This comes as no surprise here, although perhaps it does to its builder

Back in May I wrote about 3 Finney Knoll in Riverside as follows:

3 Finney Knoll, “new” construction, from $3.999 million to $3.795. This was a 1840 house in deplorable condition when a local builder purchased it for $800,000 in 2006. He proceeded, verrry slowly, to add on a modern house attached to the original, but by 2023 that project was still unfinished — I believe the builder was living and bathing in the kitchen, for example, and there were numerous code violations in the work that had been done. A years-long effort to complete a short sale failed and the title was eventually turned over to the lender.

That bank put it on the market in January 2023 at $750,000, a low price designed to attract higher bids, and it did. Two of my clients looked at it separately and passed; they were each of the opinion, as was I, that the property was fairly priced at $750,000, especial;y given the unknown of how much of the original builder’s work would need to be replaced and redone (almost al of it) and neither wanted to play a part in a greater fool adventure.

But many did, and this owner was the lucky winner [who paid $1.125 million that March]. He might get this price — it’s a frenzied market, and the ability to hop over the fence and shop at Balducci’s may prove a strong draw — but I’m guessing somewhere closer to $3.2’s going to take it, eventually.

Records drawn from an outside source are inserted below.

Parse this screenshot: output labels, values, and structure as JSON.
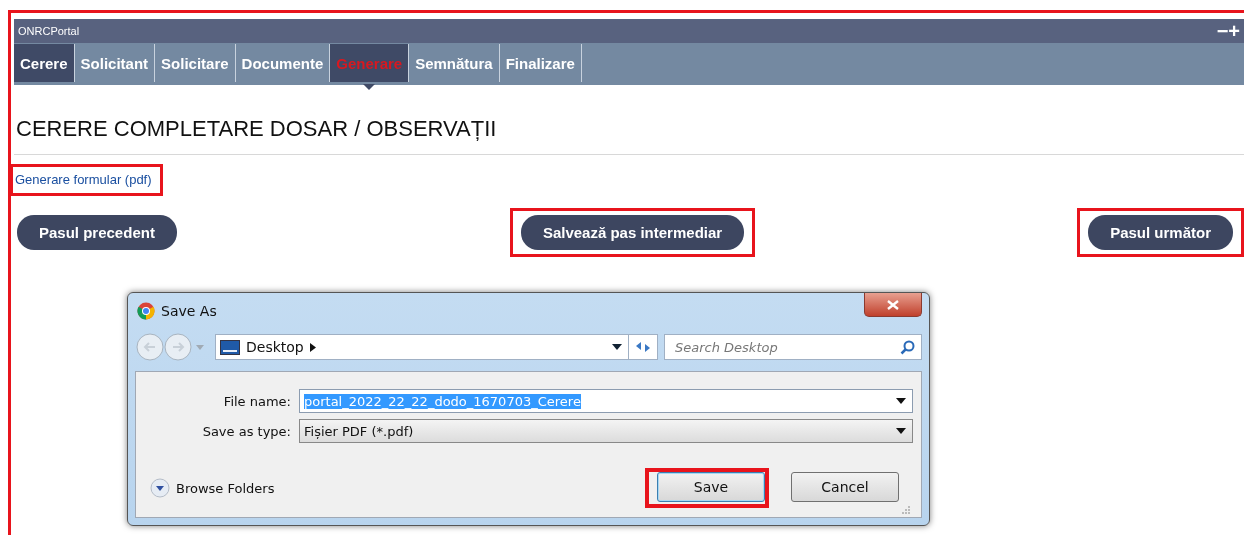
{
  "portal": {
    "title": "ONRCPortal",
    "window_controls": [
      "−",
      "+"
    ],
    "framed": true
  },
  "tabs": [
    {
      "label": "Cerere",
      "selected": false,
      "done": true
    },
    {
      "label": "Solicitant",
      "selected": false,
      "done": false
    },
    {
      "label": "Solicitare",
      "selected": false,
      "done": false
    },
    {
      "label": "Documente",
      "selected": false,
      "done": false
    },
    {
      "label": "Generare",
      "selected": true,
      "done": false
    },
    {
      "label": "Semnătura",
      "selected": false,
      "done": false
    },
    {
      "label": "Finalizare",
      "selected": false,
      "done": false
    }
  ],
  "heading": "CERERE COMPLETARE DOSAR / OBSERVAȚII",
  "link": {
    "label": "Generare formular (pdf)",
    "highlighted": true
  },
  "buttons": [
    {
      "label": "Pasul precedent",
      "highlighted": false
    },
    {
      "label": "Salvează pas intermediar",
      "highlighted": true
    },
    {
      "label": "Pasul următor",
      "highlighted": true
    }
  ],
  "dialog": {
    "title": "Save As",
    "location": "Desktop",
    "search": {
      "placeholder": "Search Desktop"
    },
    "fields": [
      {
        "label": "File name:",
        "value": "portal_2022_22_22_dodo_1670703_Cerere",
        "kind": "text"
      },
      {
        "label": "Save as type:",
        "value": "Fișier PDF (*.pdf)",
        "kind": "select"
      }
    ],
    "browse": "Browse Folders",
    "actions": [
      {
        "label": "Save",
        "highlighted": true
      },
      {
        "label": "Cancel",
        "highlighted": false
      }
    ]
  }
}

I revisited the subject in April, when it took its first price cut:

New broker, new price: all is proceeding as foretold

3 Finney Knoll Lane, Riverside NoPo, has now dropped from $3,999,000 to $3.397 million. I’ll stand by my prediction made back in May, “somewhere in the $3.2 range”. Of course, it’s now been hanging around on the market so long that it may have to drop even lower than that, if it’s to overcome the stench of staleness.

This past Friday it dropped to $3.295 million.